One time versus integrated conversion
One time uptranslation is usually made to “jump up” to a structured information platform and stay there by using editorial tools support this structure. This is a typical scenario when the editorial work was used to be done unstructured and the company decides to move to structured authoring.
In this case the uptranslation code will only be used once and likely run by the developer directly or with close supervision of the developer. He knows “all” the input and can react, adapt quickly for corner cases do not pass. Also at this point likely the structure is more ductile, can be adjusted to maybe up til now unknown use cases.
Integrated uptranslation has to be built much more robust, since
- It’ll be used in the long run. Maintenance must be easy.
- The input is more unpredictable, the solution has to be generic.
- The structure is more rigid at this point, therefore it must me quite mature.
- The developer does not supervise the process, so it must be robust and have good error handling, report management.

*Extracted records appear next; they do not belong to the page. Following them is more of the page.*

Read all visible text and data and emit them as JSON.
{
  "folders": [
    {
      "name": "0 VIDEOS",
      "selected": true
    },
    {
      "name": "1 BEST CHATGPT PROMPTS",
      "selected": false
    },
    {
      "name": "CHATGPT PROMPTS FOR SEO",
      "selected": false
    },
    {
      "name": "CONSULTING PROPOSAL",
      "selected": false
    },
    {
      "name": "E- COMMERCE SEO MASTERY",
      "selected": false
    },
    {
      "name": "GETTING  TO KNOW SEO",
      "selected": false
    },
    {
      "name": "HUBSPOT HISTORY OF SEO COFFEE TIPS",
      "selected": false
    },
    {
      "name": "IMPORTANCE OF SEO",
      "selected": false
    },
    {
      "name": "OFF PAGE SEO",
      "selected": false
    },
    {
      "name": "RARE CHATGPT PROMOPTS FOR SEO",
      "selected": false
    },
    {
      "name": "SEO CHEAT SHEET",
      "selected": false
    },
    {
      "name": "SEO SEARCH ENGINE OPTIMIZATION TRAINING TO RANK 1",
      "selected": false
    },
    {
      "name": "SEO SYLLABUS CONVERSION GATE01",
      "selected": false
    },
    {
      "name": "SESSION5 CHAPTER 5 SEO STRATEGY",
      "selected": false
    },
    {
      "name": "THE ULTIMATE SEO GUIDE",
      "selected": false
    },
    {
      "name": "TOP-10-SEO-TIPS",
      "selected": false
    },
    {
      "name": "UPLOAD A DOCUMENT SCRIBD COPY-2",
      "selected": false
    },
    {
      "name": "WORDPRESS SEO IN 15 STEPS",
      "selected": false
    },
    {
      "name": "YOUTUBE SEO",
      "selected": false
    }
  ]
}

Templates, styles, user contribution
Typically the unstructured input is an office document. That might be based on a template which has standard headlines what we can match. Of course this template could have changed over the time, so be aware, you might need to use alternative match expressions.
If pattern matching cannot be relied on and the layout / formatting does not help neither… so basically the input does not have the necessary information about the structure in any form, then we should ask the user to add at least some markers. For office documents, we can define custom styles which can hold structural / semantic information what can be used during the conversion to build up the desired structure..